When change feels personal, it triggers defensiveness. When it lives within the system — positioned as structural improvement — it becomes collaborative.
Inclusion further diffuses resistance. Inclusion doesn’t mean consensus on every decision—it means meaningful input before paths harden. Inviting teams into user acceptance testing, workflow validation, or training programs creates ownership. Even small contributions transform change from something imposed to something co-created.
People support what they help shape—especially when they can see their input reflected in the outcome.
Adoption Starts with Trust
When adoption slows—such as teams reverting to manual workflows during peak deadlines—that signal is rarely about resistance. It’s about trust under pressure.
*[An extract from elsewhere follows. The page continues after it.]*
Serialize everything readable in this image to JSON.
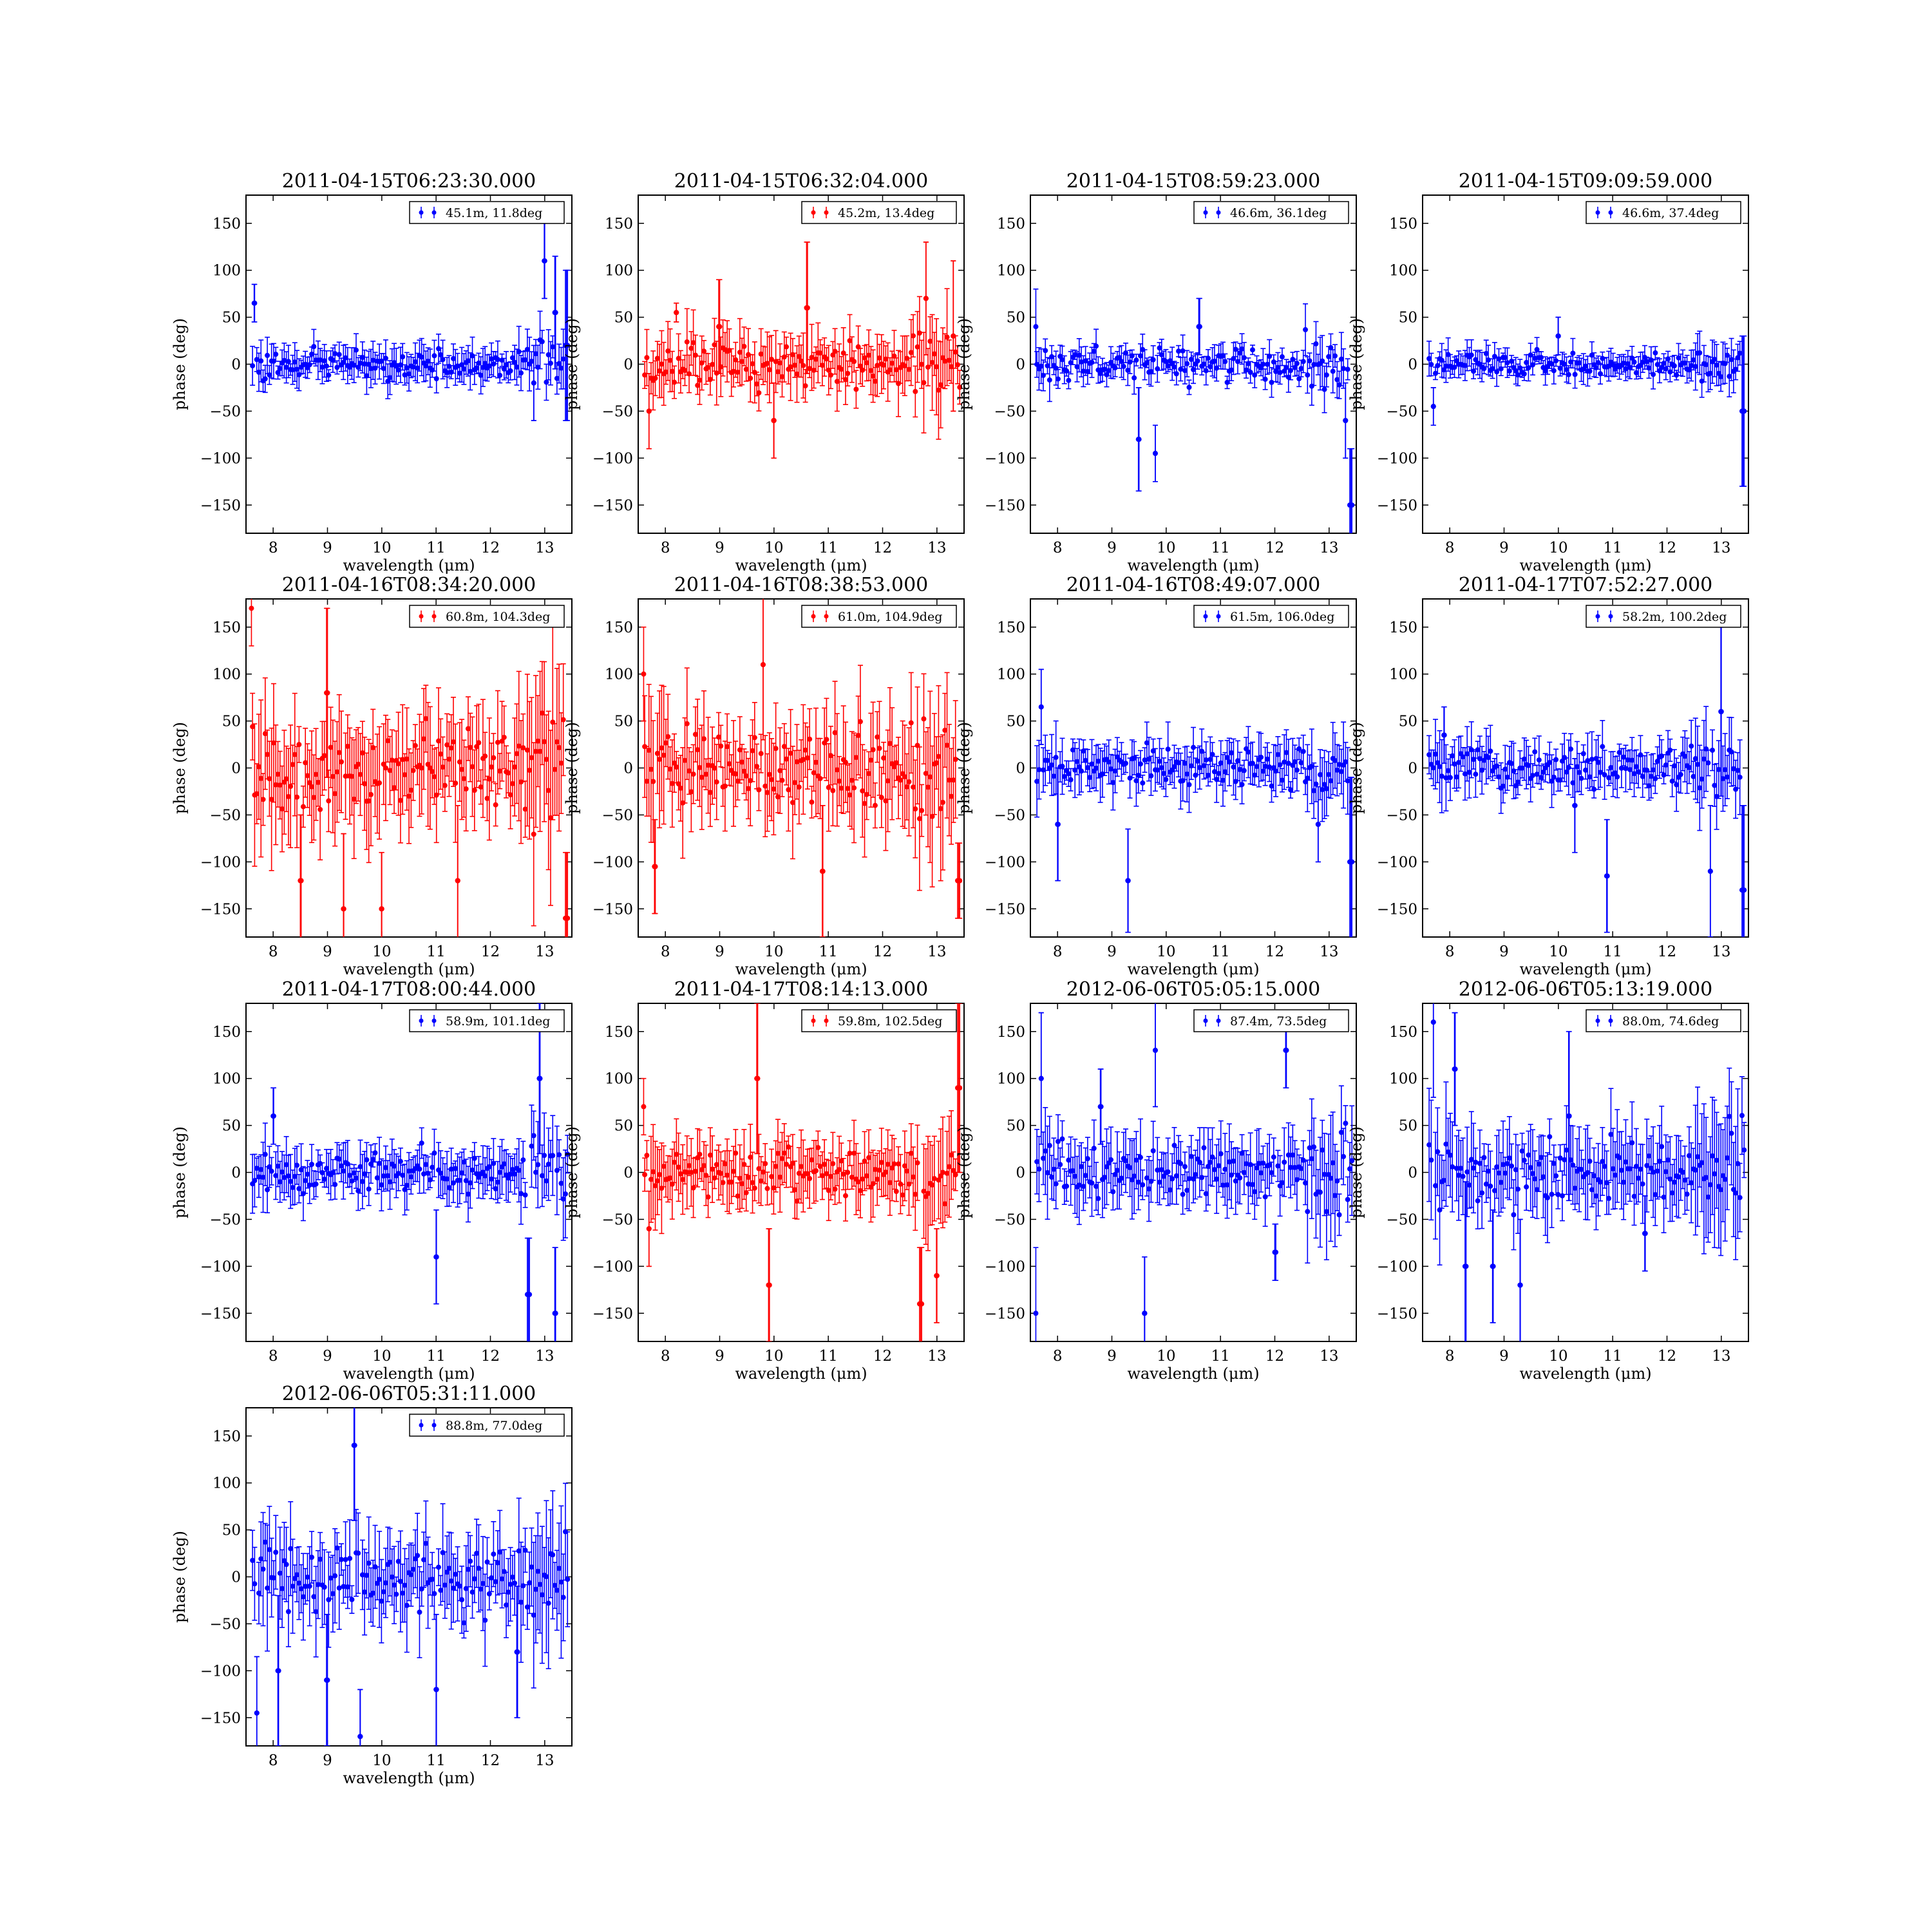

In practice, trust is layered—confidence in accuracy, predictability in process, and belief that change is being made with care. Adoption is as much a narrative as it is operational, and what happens after launch matters as much as what comes before. For product leaders, this reframes success: not whether a capability was released, but whether teams can confidently rely on it when it matters.
I’ve had the opportunity in my own position at Purpose Legal to see teams successfully adopt new workflow automation technology—and to help build momentum through periods of uncertainty, particularly when leadership sets realistic expectations during transition. This is product management—not just releasing features, but building trust in the technology, the process, and the care behind change. In high-stakes environments, that trust isn’t optional—it’s foundational.